Information Geometry in Machine Learning
SoSe 2026
Course Description
Information geometry (IG) is an interdisciplinary field that applies techniques from differential geometry to the study of probability theory and statistics. It focuses on statistical manifolds, which are Riemannian manifolds whose points correspond to probability distributions. In this course, we give a general introduction to the field with the aim of using IG to formulate and analyze machine learning (ML) problems.
Course Outline
The course starts with a general introduction to machine learning and to several complementary approaches for the theoretical study of learning problems, and develops how IG complements existing directions.

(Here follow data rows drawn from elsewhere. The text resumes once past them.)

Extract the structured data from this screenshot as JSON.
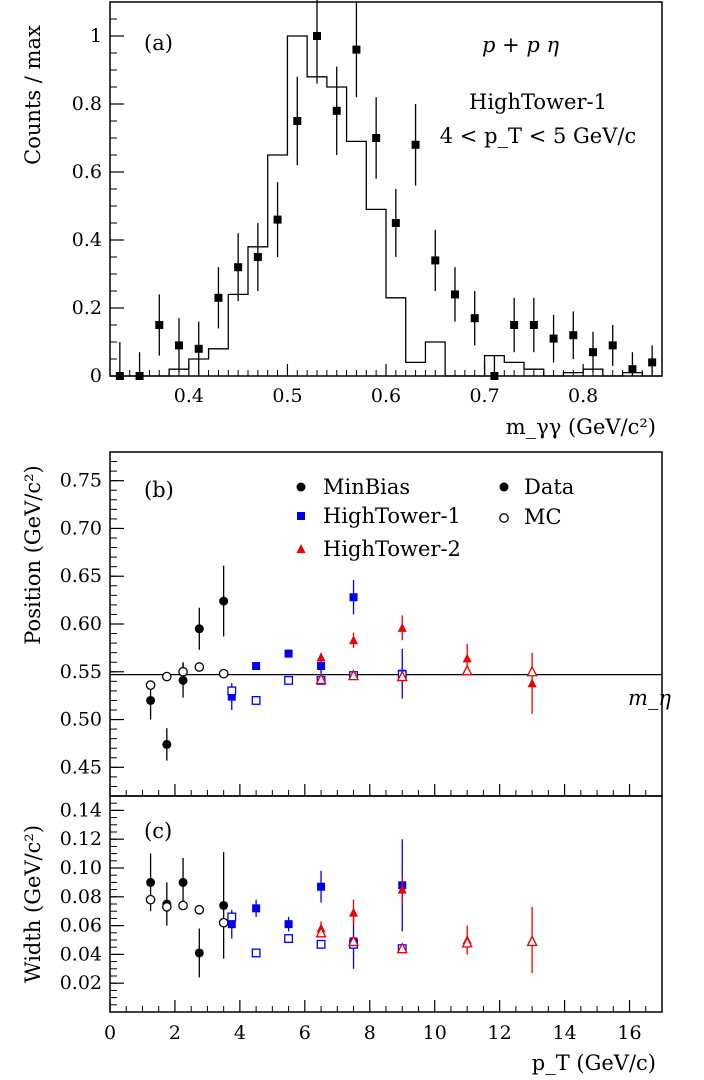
{
  "chart_data": [
    {
      "type": "histogram",
      "panel_label": "(a)",
      "annotations": {
        "reaction": "p + p   η",
        "trigger": "HighTower-1",
        "pt_range": "4 < p_T < 5 GeV/c"
      },
      "ylabel": "Counts / max",
      "xlabel": "m_γγ (GeV/c²)",
      "xlim": [
        0.32,
        0.88
      ],
      "ylim": [
        0,
        1.1
      ],
      "x_ticks": [
        "0.4",
        "0.5",
        "0.6",
        "0.7",
        "0.8"
      ],
      "y_ticks": [
        "0",
        "0.2",
        "0.4",
        "0.6",
        "0.8",
        "1"
      ],
      "grid": false,
      "series": [
        {
          "kind": "data-points",
          "marker": "filled-square",
          "points": [
            {
              "x": 0.33,
              "y": 0.0,
              "err": 0.1
            },
            {
              "x": 0.35,
              "y": 0.0,
              "err": 0.07
            },
            {
              "x": 0.37,
              "y": 0.15,
              "err": 0.09
            },
            {
              "x": 0.39,
              "y": 0.09,
              "err": 0.08
            },
            {
              "x": 0.41,
              "y": 0.08,
              "err": 0.08
            },
            {
              "x": 0.43,
              "y": 0.23,
              "err": 0.09
            },
            {
              "x": 0.45,
              "y": 0.32,
              "err": 0.1
            },
            {
              "x": 0.47,
              "y": 0.35,
              "err": 0.1
            },
            {
              "x": 0.49,
              "y": 0.46,
              "err": 0.11
            },
            {
              "x": 0.51,
              "y": 0.75,
              "err": 0.13
            },
            {
              "x": 0.53,
              "y": 1.0,
              "err": 0.14
            },
            {
              "x": 0.55,
              "y": 0.78,
              "err": 0.13
            },
            {
              "x": 0.57,
              "y": 0.96,
              "err": 0.14
            },
            {
              "x": 0.59,
              "y": 0.7,
              "err": 0.12
            },
            {
              "x": 0.61,
              "y": 0.45,
              "err": 0.1
            },
            {
              "x": 0.63,
              "y": 0.68,
              "err": 0.12
            },
            {
              "x": 0.65,
              "y": 0.34,
              "err": 0.09
            },
            {
              "x": 0.67,
              "y": 0.24,
              "err": 0.08
            },
            {
              "x": 0.69,
              "y": 0.17,
              "err": 0.08
            },
            {
              "x": 0.71,
              "y": 0.0,
              "err": 0.06
            },
            {
              "x": 0.73,
              "y": 0.15,
              "err": 0.08
            },
            {
              "x": 0.75,
              "y": 0.15,
              "err": 0.08
            },
            {
              "x": 0.77,
              "y": 0.11,
              "err": 0.07
            },
            {
              "x": 0.79,
              "y": 0.12,
              "err": 0.07
            },
            {
              "x": 0.81,
              "y": 0.07,
              "err": 0.06
            },
            {
              "x": 0.83,
              "y": 0.09,
              "err": 0.06
            },
            {
              "x": 0.85,
              "y": 0.02,
              "err": 0.05
            },
            {
              "x": 0.87,
              "y": 0.04,
              "err": 0.05
            }
          ]
        },
        {
          "kind": "step-histogram",
          "bin_edges": [
            0.32,
            0.34,
            0.36,
            0.38,
            0.4,
            0.42,
            0.44,
            0.46,
            0.48,
            0.5,
            0.52,
            0.54,
            0.56,
            0.58,
            0.6,
            0.62,
            0.64,
            0.66,
            0.68,
            0.7,
            0.72,
            0.74,
            0.76,
            0.78,
            0.8,
            0.82,
            0.84,
            0.86,
            0.88
          ],
          "values": [
            0.0,
            0.0,
            0.0,
            0.02,
            0.05,
            0.08,
            0.24,
            0.38,
            0.65,
            1.0,
            0.88,
            0.85,
            0.69,
            0.49,
            0.23,
            0.04,
            0.1,
            0.0,
            0.0,
            0.06,
            0.04,
            0.02,
            0.0,
            0.01,
            0.02,
            0.0,
            0.01,
            0.0
          ]
        }
      ]
    },
    {
      "type": "scatter",
      "panel_label": "(b)",
      "ylabel": "Position (GeV/c²)",
      "xlim": [
        0,
        17
      ],
      "ylim": [
        0.42,
        0.78
      ],
      "y_ticks": [
        "0.45",
        "0.50",
        "0.55",
        "0.60",
        "0.65",
        "0.70",
        "0.75"
      ],
      "reference_line": {
        "y": 0.547,
        "label": "m_η"
      },
      "legend": [
        {
          "label": "MinBias",
          "marker": "filled-circle",
          "color": "#000000"
        },
        {
          "label": "HighTower-1",
          "marker": "filled-square",
          "color": "#0000ee"
        },
        {
          "label": "HighTower-2",
          "marker": "filled-triangle",
          "color": "#ee0000"
        },
        {
          "label": "Data",
          "marker": "filled-circle",
          "color": "#000000"
        },
        {
          "label": "MC",
          "marker": "open-circle",
          "color": "#000000"
        }
      ],
      "series": [
        {
          "name": "MinBias Data",
          "marker": "filled-circle",
          "color": "#000000",
          "points": [
            {
              "x": 1.25,
              "y": 0.52,
              "err": 0.02
            },
            {
              "x": 1.75,
              "y": 0.474,
              "err": 0.017
            },
            {
              "x": 2.25,
              "y": 0.541,
              "err": 0.018
            },
            {
              "x": 2.75,
              "y": 0.595,
              "err": 0.022
            },
            {
              "x": 3.5,
              "y": 0.624,
              "err": 0.037
            }
          ]
        },
        {
          "name": "MinBias MC",
          "marker": "open-circle",
          "color": "#000000",
          "points": [
            {
              "x": 1.25,
              "y": 0.536,
              "err": 0.004
            },
            {
              "x": 1.75,
              "y": 0.545,
              "err": 0
            },
            {
              "x": 2.25,
              "y": 0.55,
              "err": 0.01
            },
            {
              "x": 2.75,
              "y": 0.555,
              "err": 0
            },
            {
              "x": 3.5,
              "y": 0.548,
              "err": 0
            }
          ]
        },
        {
          "name": "HighTower-1 Data",
          "marker": "filled-square",
          "color": "#0000ee",
          "points": [
            {
              "x": 3.75,
              "y": 0.524,
              "err": 0.014
            },
            {
              "x": 4.5,
              "y": 0.556,
              "err": 0.004
            },
            {
              "x": 5.5,
              "y": 0.569,
              "err": 0.004
            },
            {
              "x": 6.5,
              "y": 0.556,
              "err": 0.008
            },
            {
              "x": 7.5,
              "y": 0.628,
              "err": 0.018
            },
            {
              "x": 9.0,
              "y": 0.548,
              "err": 0.026
            }
          ]
        },
        {
          "name": "HighTower-1 MC",
          "marker": "open-square",
          "color": "#0000ee",
          "points": [
            {
              "x": 3.75,
              "y": 0.53,
              "err": 0
            },
            {
              "x": 4.5,
              "y": 0.52,
              "err": 0
            },
            {
              "x": 5.5,
              "y": 0.541,
              "err": 0
            },
            {
              "x": 6.5,
              "y": 0.541,
              "err": 0
            },
            {
              "x": 7.5,
              "y": 0.546,
              "err": 0
            },
            {
              "x": 9.0,
              "y": 0.547,
              "err": 0
            }
          ]
        },
        {
          "name": "HighTower-2 Data",
          "marker": "filled-triangle",
          "color": "#ee0000",
          "points": [
            {
              "x": 6.5,
              "y": 0.565,
              "err": 0.005
            },
            {
              "x": 7.5,
              "y": 0.583,
              "err": 0.008
            },
            {
              "x": 9.0,
              "y": 0.596,
              "err": 0.013
            },
            {
              "x": 11.0,
              "y": 0.564,
              "err": 0.015
            },
            {
              "x": 13.0,
              "y": 0.538,
              "err": 0.032
            }
          ]
        },
        {
          "name": "HighTower-2 MC",
          "marker": "open-triangle",
          "color": "#ee0000",
          "points": [
            {
              "x": 6.5,
              "y": 0.542,
              "err": 0
            },
            {
              "x": 7.5,
              "y": 0.546,
              "err": 0
            },
            {
              "x": 9.0,
              "y": 0.545,
              "err": 0
            },
            {
              "x": 11.0,
              "y": 0.551,
              "err": 0
            },
            {
              "x": 13.0,
              "y": 0.55,
              "err": 0
            }
          ]
        }
      ]
    },
    {
      "type": "scatter",
      "panel_label": "(c)",
      "ylabel": "Width (GeV/c²)",
      "xlabel": "p_T (GeV/c)",
      "xlim": [
        0,
        17
      ],
      "ylim": [
        0,
        0.15
      ],
      "x_ticks": [
        "0",
        "2",
        "4",
        "6",
        "8",
        "10",
        "12",
        "14",
        "16"
      ],
      "y_ticks": [
        "0.02",
        "0.04",
        "0.06",
        "0.08",
        "0.10",
        "0.12",
        "0.14"
      ],
      "series": [
        {
          "name": "MinBias Data",
          "marker": "filled-circle",
          "color": "#000000",
          "points": [
            {
              "x": 1.25,
              "y": 0.09,
              "err": 0.02
            },
            {
              "x": 1.75,
              "y": 0.075,
              "err": 0.015
            },
            {
              "x": 2.25,
              "y": 0.09,
              "err": 0.017
            },
            {
              "x": 2.75,
              "y": 0.041,
              "err": 0.017
            },
            {
              "x": 3.5,
              "y": 0.074,
              "err": 0.037
            }
          ]
        },
        {
          "name": "MinBias MC",
          "marker": "open-circle",
          "color": "#000000",
          "points": [
            {
              "x": 1.25,
              "y": 0.078,
              "err": 0
            },
            {
              "x": 1.75,
              "y": 0.073,
              "err": 0
            },
            {
              "x": 2.25,
              "y": 0.074,
              "err": 0
            },
            {
              "x": 2.75,
              "y": 0.071,
              "err": 0
            },
            {
              "x": 3.5,
              "y": 0.062,
              "err": 0
            }
          ]
        },
        {
          "name": "HighTower-1 Data",
          "marker": "filled-square",
          "color": "#0000ee",
          "points": [
            {
              "x": 3.75,
              "y": 0.061,
              "err": 0.01
            },
            {
              "x": 4.5,
              "y": 0.072,
              "err": 0.006
            },
            {
              "x": 5.5,
              "y": 0.061,
              "err": 0.005
            },
            {
              "x": 6.5,
              "y": 0.087,
              "err": 0.011
            },
            {
              "x": 7.5,
              "y": 0.049,
              "err": 0.019
            },
            {
              "x": 9.0,
              "y": 0.088,
              "err": 0.032
            }
          ]
        },
        {
          "name": "HighTower-1 MC",
          "marker": "open-square",
          "color": "#0000ee",
          "points": [
            {
              "x": 3.75,
              "y": 0.066,
              "err": 0
            },
            {
              "x": 4.5,
              "y": 0.041,
              "err": 0
            },
            {
              "x": 5.5,
              "y": 0.051,
              "err": 0
            },
            {
              "x": 6.5,
              "y": 0.047,
              "err": 0
            },
            {
              "x": 7.5,
              "y": 0.047,
              "err": 0
            },
            {
              "x": 9.0,
              "y": 0.044,
              "err": 0
            }
          ]
        },
        {
          "name": "HighTower-2 Data",
          "marker": "filled-triangle",
          "color": "#ee0000",
          "points": [
            {
              "x": 6.5,
              "y": 0.058,
              "err": 0.005
            },
            {
              "x": 7.5,
              "y": 0.069,
              "err": 0.009
            },
            {
              "x": 9.0,
              "y": 0.085,
              "err": 0.01
            },
            {
              "x": 11.0,
              "y": 0.05,
              "err": 0.01
            },
            {
              "x": 13.0,
              "y": 0.05,
              "err": 0.023
            }
          ]
        },
        {
          "name": "HighTower-2 MC",
          "marker": "open-triangle",
          "color": "#ee0000",
          "points": [
            {
              "x": 6.5,
              "y": 0.055,
              "err": 0
            },
            {
              "x": 7.5,
              "y": 0.049,
              "err": 0
            },
            {
              "x": 9.0,
              "y": 0.044,
              "err": 0
            },
            {
              "x": 11.0,
              "y": 0.048,
              "err": 0
            },
            {
              "x": 13.0,
              "y": 0.049,
              "err": 0
            }
          ]
        }
      ]
    }
  ]
}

From there, we formally study the geometry of statistical models by introducing central concepts of IG. Generalizing these ideas to arbitrary manifolds, we build the foundation for studying more general machine learning models. Finally, we apply these concepts to analyze fundamental machine learning ideas such as natural gradient descent, and discuss state-of-the-art research advances of IG in ML.
The course consists of two lecture hours and two tutorial hours per week. The lectures introduce the main results and concepts of IG, including proofs. In the tutorials, we apply these results to explicit sample problems and illustrate them through numerical simulations.
Prerequisites
The course is targeted at Master’s students in mathematics. Basic knowledge of machine learning, differential geometry, probability, statistics, and Python programming is recommended but not required. We will introduce all necessary concepts for following the course throughout the semester (the first tutorial will include a short introduction to Python programming).
Schedule and Venue
- Lecture (by Dr. Pascal Esser) Tuesday 12:00 - 14:00, Room B 046
- Tutorial (by Dr. Pascal Esser) Wednesday 12:00 - 14:00, Room B 046
Creditable Modules
A total of 6 ECTS points can be earned for this course. It can be graded as part of the following modules:
- Master of Science in Mathematik: Modul WP42 “ ¨Uberblick ¨uber ein aktuelles Forschungsgebiet B”
- Master of Science in Finanz- und Versicherungsmathematik: Modul WP23 “Advanced Topics in Computer and Data Science B”
Registration
TBA